To start with, you place a random highland tile in the centre of your table.
Then you place a second tile next to it so that the edges match. From then on, you can only place a tile such that it is next to two other tiles and the edges match.
The game advises that you sort the tiles into their types first, which are printed on the back as you can see, and draw from the appropriate stack depending on what edge of the map you intend to expand.
I actually have one and one-third of a copy of ME here — some friends and I back in the day went three-ways on an extra box of the game and split the extra pieces. So the map here will be a bit bigger than a normal game of ME, and there will be a few repeated tiles where there would normally be only one per box (I think there is one in this picture, at the top right and bottom).
A coastline starts when you are extending a river and draw a tile showing the river reaching the coast.
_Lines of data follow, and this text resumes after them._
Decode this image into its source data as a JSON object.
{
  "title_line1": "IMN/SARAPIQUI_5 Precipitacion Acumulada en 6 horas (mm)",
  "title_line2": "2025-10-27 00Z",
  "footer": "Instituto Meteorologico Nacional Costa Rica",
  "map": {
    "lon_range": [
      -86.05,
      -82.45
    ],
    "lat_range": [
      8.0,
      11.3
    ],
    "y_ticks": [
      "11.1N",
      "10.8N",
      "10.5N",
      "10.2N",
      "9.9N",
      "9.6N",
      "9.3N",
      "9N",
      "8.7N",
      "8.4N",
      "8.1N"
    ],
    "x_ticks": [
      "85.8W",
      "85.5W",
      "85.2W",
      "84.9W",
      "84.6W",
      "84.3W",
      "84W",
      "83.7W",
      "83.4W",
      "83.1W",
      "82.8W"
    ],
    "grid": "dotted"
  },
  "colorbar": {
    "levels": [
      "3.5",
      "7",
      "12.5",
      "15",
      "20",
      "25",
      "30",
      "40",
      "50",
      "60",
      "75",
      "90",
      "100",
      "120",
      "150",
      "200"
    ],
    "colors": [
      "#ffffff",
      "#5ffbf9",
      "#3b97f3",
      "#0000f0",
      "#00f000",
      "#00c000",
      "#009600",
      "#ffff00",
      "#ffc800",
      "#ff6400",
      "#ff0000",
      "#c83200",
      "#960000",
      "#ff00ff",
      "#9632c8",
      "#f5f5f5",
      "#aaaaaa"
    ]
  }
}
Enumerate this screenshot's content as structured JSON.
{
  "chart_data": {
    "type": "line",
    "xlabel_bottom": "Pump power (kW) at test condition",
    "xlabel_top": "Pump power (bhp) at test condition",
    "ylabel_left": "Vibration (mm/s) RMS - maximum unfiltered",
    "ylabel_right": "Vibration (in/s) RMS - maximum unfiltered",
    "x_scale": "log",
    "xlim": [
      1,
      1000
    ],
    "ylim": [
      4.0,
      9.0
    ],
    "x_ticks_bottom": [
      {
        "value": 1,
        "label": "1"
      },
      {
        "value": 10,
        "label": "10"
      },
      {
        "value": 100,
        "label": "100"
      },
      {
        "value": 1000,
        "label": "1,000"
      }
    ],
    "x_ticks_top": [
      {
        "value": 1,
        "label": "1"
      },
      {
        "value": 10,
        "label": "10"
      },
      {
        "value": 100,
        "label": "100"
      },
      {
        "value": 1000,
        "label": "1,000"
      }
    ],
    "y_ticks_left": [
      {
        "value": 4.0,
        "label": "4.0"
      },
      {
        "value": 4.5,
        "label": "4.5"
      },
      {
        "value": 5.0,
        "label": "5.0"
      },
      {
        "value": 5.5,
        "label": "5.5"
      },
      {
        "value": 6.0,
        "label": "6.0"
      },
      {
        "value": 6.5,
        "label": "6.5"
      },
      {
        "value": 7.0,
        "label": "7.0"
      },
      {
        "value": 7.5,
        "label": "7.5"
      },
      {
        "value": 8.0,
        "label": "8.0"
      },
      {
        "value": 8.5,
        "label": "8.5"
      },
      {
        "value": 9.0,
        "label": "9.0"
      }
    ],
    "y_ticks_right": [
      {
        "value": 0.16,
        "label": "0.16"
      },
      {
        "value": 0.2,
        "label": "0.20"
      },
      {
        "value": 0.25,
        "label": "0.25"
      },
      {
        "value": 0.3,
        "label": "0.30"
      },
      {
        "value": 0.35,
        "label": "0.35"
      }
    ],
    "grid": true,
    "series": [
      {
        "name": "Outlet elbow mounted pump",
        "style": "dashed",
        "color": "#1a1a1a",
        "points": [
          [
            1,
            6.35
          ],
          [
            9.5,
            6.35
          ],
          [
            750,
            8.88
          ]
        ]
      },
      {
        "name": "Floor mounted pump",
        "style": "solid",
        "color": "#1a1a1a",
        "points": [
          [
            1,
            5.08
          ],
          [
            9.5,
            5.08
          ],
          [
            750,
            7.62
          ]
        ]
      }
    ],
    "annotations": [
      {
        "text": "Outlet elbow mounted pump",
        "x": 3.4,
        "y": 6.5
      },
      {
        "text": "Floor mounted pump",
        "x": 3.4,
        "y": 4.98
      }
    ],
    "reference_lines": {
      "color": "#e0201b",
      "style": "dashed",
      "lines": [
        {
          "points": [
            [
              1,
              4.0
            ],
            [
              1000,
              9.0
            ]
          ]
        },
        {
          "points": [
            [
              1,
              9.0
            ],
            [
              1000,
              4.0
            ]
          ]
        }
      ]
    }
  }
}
From then on you can draw coastal tiles to extend the coastline.
You can also see that I bent the rules slightly in this shot and drew a mountain tile to "start" a mountain range again although there were no mountains edging the tile that I wanted to place. (The rules say that you can draw from a deck if there is at least one exposed edge of that type, and there is in the top left; but I did not place the tile there.) This is one of the weaknesses of the ME map system: mountains often peter out before you have used up all the map tiles. I think the tileset should have had a few more dense mountain tiles. This is more of a problem for my set as I have 1/3rd more mountain tiles, but the mountains are likely to peter out just as early as if I had no extras. As my map will be larger, I am happy to give the chance for a second or third mountain range to appear on the same map, whereas the original ME really expects there to be just one range in the centre.
Hmm, I keep drawing straight coastal tiles — I would prefer that the coastline had wrapped around. I think I need to rotate the map so that straight coast is along the table edge. Rotating the map is a pain with these loose hex tiles. The tiles with white dots on are potential capital city sites, by the way.
A long chain of mountains emerges on the west side, and a long river on the east. Because I drew so many straight coastal tiles earlier, and now keep drawing river tiles without a river end, the original mountains (at the top in this shot) have ended up far from the map centre. That is fine, and shows that although I get to choose where to place the tiles and so can shape the map to some extent, the randomness is having a large effect too and so this is not simply me drawing a map with the tiles as a palette.
And here is the completed map. I bend the rules towards the end by rifling through the coastal deck and choosing tiles to edge the map neatly — this is both a practical concession (I need the map to fit on the table), and it makes for a more fictionally satisfying map if most of the map has the sea as an obvious barrier (otherwise the obvious question arises, why can an army at the edge not go past the edge). Also, marvel at my improvised table: my living room table is 90x55cm which is not big enough for this, so I have some boxes piled at the side.
Although the ME map tiles are great, I may not play with the physical map. I think the tiles are a great way to build a map, and the miniatures are great too. But the map cannot easily be stored, and certainly not once you have minis on it. I think I will probably digitize the map instead. It will be more convenient to play the battles physically and keep the campaign virtial.
Here is the digitized version of the map. I manually composed this in an image editor to match the physical map, which took a while. I have not captured every individual tile exactly right of course; the physical tiles are all different (well, except the lowland tiles which are virtually indistinguishable) but there are many equivalent tiles, so I have just put in a tile equivalent to the one from the physical map in many cases.